Erin Rowan, 32 ans, de Boulder (Colorado), a choisi le Klahoose Wilderness Resort de Colombie-Britannique, propriété de la Première Nation Klahoose, pour sa lune de miel en septembre. Situé dans la région reculée de Desolation Sound, au Canada, ce centre de villégiature propose des « excursions culturelles et animalières tout compris », y compris l’observation de grizzlis guidée par des autochtones pendant la remontée annuelle des saumons (séjours de trois ou quatre nuits tout compris à partir de 2495 $ CAN, plus les taxes et les frais de séjour).

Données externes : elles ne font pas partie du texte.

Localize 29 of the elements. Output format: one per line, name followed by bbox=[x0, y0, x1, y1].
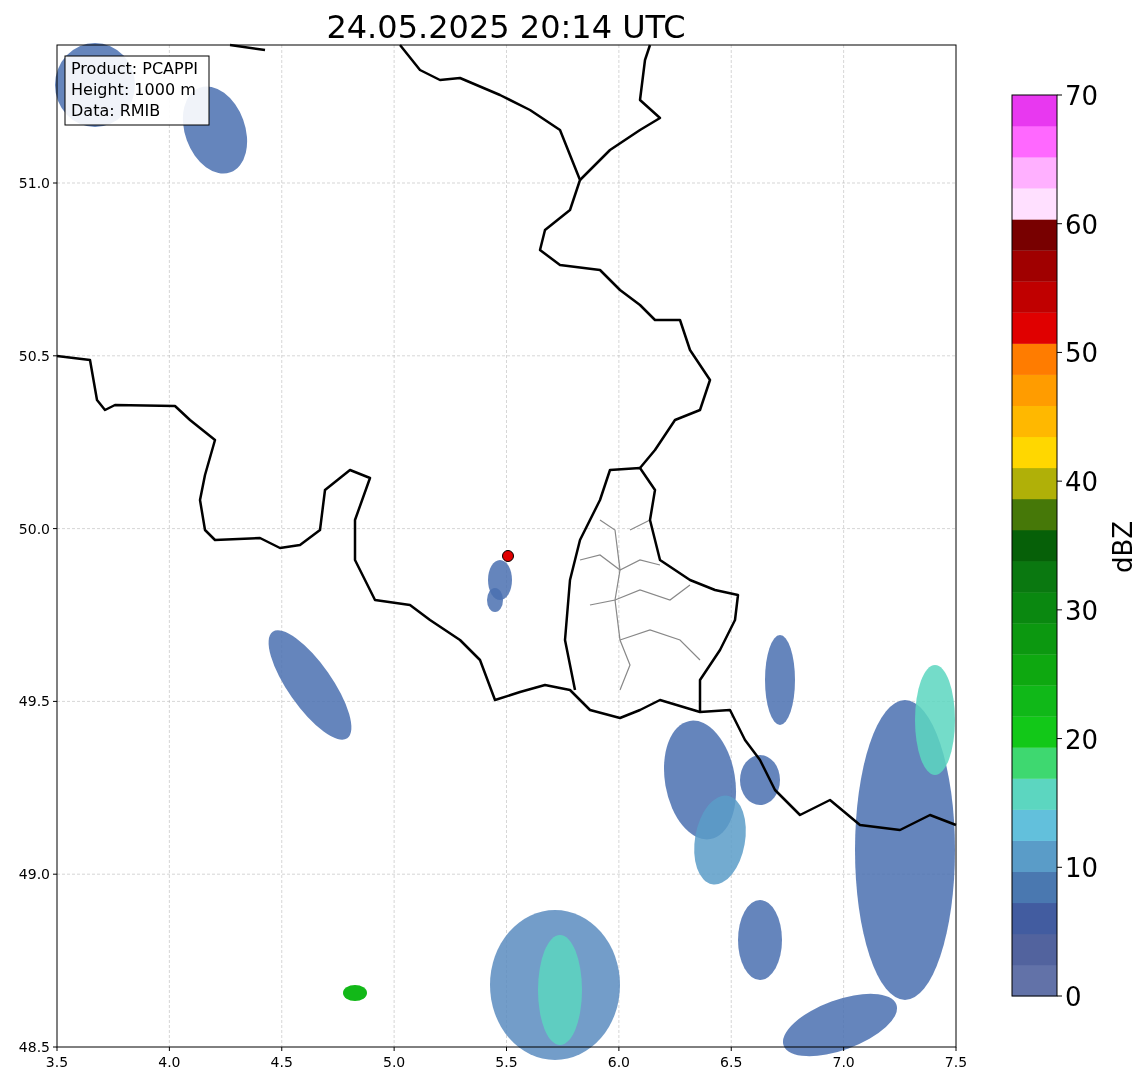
info-text: Product: PCAPPI bbox=[71, 59, 198, 78]
info-text: Height: 1000 m bbox=[71, 80, 196, 99]
x-tick-label: 4.0 bbox=[158, 1054, 181, 1070]
colorbar-tick-label: 20 bbox=[1065, 724, 1099, 755]
info-text: Data: RMIB bbox=[71, 101, 161, 120]
colorbar-tick-label: 30 bbox=[1065, 595, 1099, 626]
x-tick-label: 5.0 bbox=[383, 1054, 406, 1070]
y-tick-label: 48.5 bbox=[18, 1039, 50, 1055]
y-tick-label: 49.5 bbox=[18, 693, 50, 710]
x-tick-label: 4.5 bbox=[270, 1054, 293, 1070]
colorbar-tick-label: 0 bbox=[1065, 982, 1082, 1012]
x-tick-label: 3.5 bbox=[45, 1054, 69, 1070]
y-tick-label: 50.0 bbox=[18, 520, 50, 537]
y-tick-label: 50.5 bbox=[18, 347, 50, 364]
y-tick-label: 51.0 bbox=[18, 175, 50, 191]
x-tick-label: 7.0 bbox=[832, 1054, 855, 1070]
colorbar-tick-label: 10 bbox=[1065, 853, 1099, 884]
colorbar-tick-label: 60 bbox=[1065, 209, 1099, 240]
colorbar-tick-label: 40 bbox=[1065, 467, 1099, 498]
x-tick-label: 5.5 bbox=[495, 1054, 518, 1070]
x-tick-label: 6.0 bbox=[607, 1054, 630, 1070]
colorbar-label: dBZ bbox=[1108, 520, 1138, 574]
y-tick-label: 49.0 bbox=[18, 866, 50, 883]
chart-title: 24.05.2025 20:14 UTC bbox=[326, 8, 686, 46]
x-tick-label: 6.5 bbox=[720, 1054, 743, 1070]
x-tick-label: 7.5 bbox=[944, 1054, 968, 1070]
colorbar-tick-label: 70 bbox=[1065, 81, 1099, 111]
radar-site-marker bbox=[502, 550, 514, 562]
colorbar-tick-label: 50 bbox=[1065, 338, 1099, 369]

Mme Rowan et son mari, Matt Allegretto, souhaitaient un voyage « intentionnel et conforme à [leurs] valeurs ». Après être tombés sur le Klahoose Wilderness Resort « sur TikTok, entre autres », Mme Rowan raconte que « l’ampoule s’est allumée ».

« Nous nous sommes sentis accueillis dans un monde complètement différent de notre quotidien », explique Mme Rowan, ajoutant que son mari et elle espèrent faire des expériences menées par les autochtones « un axe majeur de [leurs] futurs voyages ».

La version originale de cet article est parue dans le New York Times.